The key to priestly advocacy is identification (Hebrews 2:17). This means that the preacher functions as a kind of mediator, standing between the text and the congregation and listening to the word of God on their behalf. Because we stand in the place of our listeners, we ask the questions they would ask. Some of these questions are obvious. Many are mundane. If we are to be true advocates for them, we must also ask the questions our listeners would like to ask but dare not. We can give voice to the questions that plague our listeners, but we cannot always answer them. Our priestly role demands that we speak the truth, and the truth is: God does not always explain himself. Part of the priestly responsibility of preaching is to give voice to the congregation’s unspoken questions and then listen with them to the awkward silence that sometimes ensues once the words have been spoken. It is not our job to answer all the congregation’s questions. When we try to say what God has not said, we inevitably replace God’s judgment with our own.
What We Can Say
What, then, can we say? We can affirm the congregation’s questions and fears. To admit that we don’t know what God is doing is not the same as saying that God is doing nothing. To acknowledge fear, grief, or uncertainty can itself be a great relief in times like these. Of course, it is crucial that we not stop here. More needs to be said. We do not want to only point at the problem. But if preaching aims to facilitate an encounter with God, a precondition must be that we face God as we truly are, with all our doubts, fears, and questions in plain sight.
If our aim in preaching really is to help our listeners meet God through His word, then the second thing we can do in the sermon is to speak of God. More particularly, we can speak of God as He has revealed Himself to us through the person and work of His Son Jesus Christ. This may sound too simple, so let me make clear what I do not mean. I am not talking about hawking God as a product by selling the audience an airbrushed version of the Christian life. Such sermons try to resolve every serious problem within a matter of minutes, much like the television dramas and commercials that so often provide contemporary pastors with their themes. This “airbrushed” portrayal of Christianity is not preaching at all but a form of sentimentalism that trivializes the gospel. Trivialized preaching is triumphalistic. Triumphalism is a perspective that grows out of our evangelical heritage of revivalism. The revival tradition of preaching emphasizes the transforming moment, when the listener’s life is forever changed. Certainly this is true of the gospel. We are forgiven in a moment. But the redemptive process takes much longer. Triumphalistic sermons give the impression that every problem can be solved in a matter of moments simply by leaving it at the altar. Undoubtedly there have been remarkable instances where this has been the case. Sinners plagued by long standing habits leave the sermon miraculously freed from bondage. Yet for many others–perhaps even most others–the experience is different. For them transformation is progressive rather than instantaneous. These believers do not skip along the pilgrim path but “toil along the winding way, with painful steps and slow.”
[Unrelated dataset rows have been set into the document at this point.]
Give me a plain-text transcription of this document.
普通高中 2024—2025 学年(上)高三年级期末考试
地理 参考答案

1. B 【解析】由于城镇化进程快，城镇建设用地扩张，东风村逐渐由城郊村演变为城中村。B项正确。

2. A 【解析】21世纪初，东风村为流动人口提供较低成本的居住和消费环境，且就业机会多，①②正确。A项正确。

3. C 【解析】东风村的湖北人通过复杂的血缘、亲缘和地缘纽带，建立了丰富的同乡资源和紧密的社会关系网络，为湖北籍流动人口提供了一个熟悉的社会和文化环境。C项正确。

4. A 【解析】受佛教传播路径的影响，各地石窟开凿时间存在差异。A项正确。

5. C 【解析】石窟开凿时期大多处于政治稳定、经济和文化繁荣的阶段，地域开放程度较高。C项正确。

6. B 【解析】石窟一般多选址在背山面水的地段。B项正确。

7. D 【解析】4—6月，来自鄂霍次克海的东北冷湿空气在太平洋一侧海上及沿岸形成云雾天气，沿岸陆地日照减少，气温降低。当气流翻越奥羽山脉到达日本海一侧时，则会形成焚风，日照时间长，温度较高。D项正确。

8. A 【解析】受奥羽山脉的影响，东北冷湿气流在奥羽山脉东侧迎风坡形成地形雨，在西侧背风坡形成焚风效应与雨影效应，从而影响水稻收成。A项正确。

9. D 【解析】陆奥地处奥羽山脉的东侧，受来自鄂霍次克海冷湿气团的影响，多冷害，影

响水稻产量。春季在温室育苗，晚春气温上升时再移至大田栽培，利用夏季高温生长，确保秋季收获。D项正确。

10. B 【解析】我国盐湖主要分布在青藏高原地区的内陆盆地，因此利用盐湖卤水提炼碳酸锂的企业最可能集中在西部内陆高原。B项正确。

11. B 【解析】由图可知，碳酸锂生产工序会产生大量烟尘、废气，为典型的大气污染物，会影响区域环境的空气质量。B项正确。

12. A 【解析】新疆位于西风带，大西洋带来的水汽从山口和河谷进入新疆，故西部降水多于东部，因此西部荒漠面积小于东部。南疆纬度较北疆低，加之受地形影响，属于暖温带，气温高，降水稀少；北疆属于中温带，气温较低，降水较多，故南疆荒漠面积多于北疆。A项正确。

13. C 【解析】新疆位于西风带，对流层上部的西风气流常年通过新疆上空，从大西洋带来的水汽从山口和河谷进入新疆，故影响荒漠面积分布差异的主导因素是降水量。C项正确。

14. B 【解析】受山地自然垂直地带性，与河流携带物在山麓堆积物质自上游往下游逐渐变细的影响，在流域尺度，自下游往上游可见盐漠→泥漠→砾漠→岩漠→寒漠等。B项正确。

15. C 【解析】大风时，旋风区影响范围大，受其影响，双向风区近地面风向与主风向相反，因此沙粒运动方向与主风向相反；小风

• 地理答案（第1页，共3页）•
Preachers who do not acknowledge this resort instead to clichés and platitudes. Their sermon themes are flaccid and the remedies they offer mere placebos. Such sermons are unable to provide any real help to those who hear. How can they, when truism stands in the place of truth? In order to be true to our audience’s experience, preaching must reflect the reality of living in a post–Eden world in anticipation of a new heavens and earth that have not yet come to pass. Times like these, where not only our congregation but the entire globe must deal with the collateral damage that sin has wreaked upon us, are uniquely suited to such a task. Never has Paul’s statement that creation itself is in bondage to decay as a consequence of Adam’s sin been made more vivid (cf. Romans 8:21).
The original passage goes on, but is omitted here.